We are very proud to announce that wine critic and blogger Eric Asimov will be providing a keynote speech at the 2011 Wine Bloggers Conference in Charlottesville, Virginia.
Eric is perfectly positioned to provide a keynote talk as he both blogs and writes print columns for the New York Times. He is also on Twitter, so will be primed for corresponding with participants at the conference!
Eric’s official bio:
“Eric Asimov is the chief wine critic of The New York Times. His weekly column appears in the Dining section of The Times, and he contributes to the Diner’s Journal blog on The Times’s web site. Naturally, he is on Twitter, too. Before he started writing full-time about wine in 2004, Asimov wrote primarily about restaurants and food.

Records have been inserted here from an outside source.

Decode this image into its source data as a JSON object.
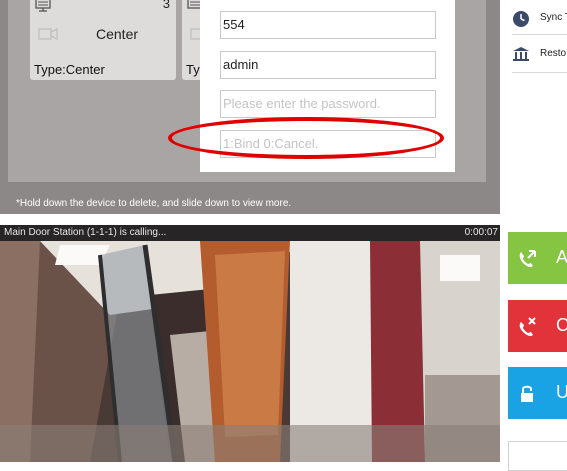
{
  "device_cards": [
    {
      "number": "3",
      "name": "Center",
      "type": "Type:Center"
    },
    {
      "type": "Typ"
    }
  ],
  "dialog": {
    "port_value": "554",
    "username_value": "admin",
    "password_placeholder": "Please enter the password.",
    "bind_placeholder": "1:Bind 0:Cancel."
  },
  "hint_text": "*Hold down the device to delete, and slide down to view more.",
  "settings": {
    "sync_label": "Sync T",
    "restore_label": "Resto"
  },
  "call": {
    "caller_text": "Main Door Station (1-1-1) is calling...",
    "timer": "0:00:07"
  },
  "actions": {
    "answer_label": "A",
    "cancel_label": "C",
    "unlock_label": "U"
  },
  "colors": {
    "answer": "#86c541",
    "cancel": "#e2333b",
    "unlock": "#19a3e4",
    "highlight_ellipse": "#e00000"
  }
}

He created the $25 and Under restaurant reviews in 1992 and wrote them through 2004. He is a co-author of five editions of The New York Times Guide to Restaurants, and published four editions of “$25 and Under: A Guide to the Best Inexpensive Restaurants in New York.’’ His next book, “How to Love Wine,’’ is to be published by William Morrow in late 2011 or early 2012. Asimov is a graduate of Wesleyan University in Middletown, Conn., and did graduate work in American Civilization at the University of Texas at Austin. He is married to Deborah Hofmann, has two children, Jack and Peter, and lives in Manhattan.”
We will be working with Eric in the coming months to develop his keynote talk. With both Eric and Jancis Robinson as keynote speakers, we know you will also be excited for the July conference!
Ned Towle says
informed, erudite and down-to-earth, can’t miss
Samantha Dugan says
I adore Eric! Makes me want to attend…..or be a wine blogger or something.
Jp Wolff says
I enjoy Mr. Asimov articles. However it would be nice if he would respond more frequently to e-mail feedback to key articles in the New York Times particularly when the comments provides relevant and constructive information on the subject. The profession of a wine blogger and wine writer is demanding and busy, but it is part of the job to stay in touch with the reader’s community.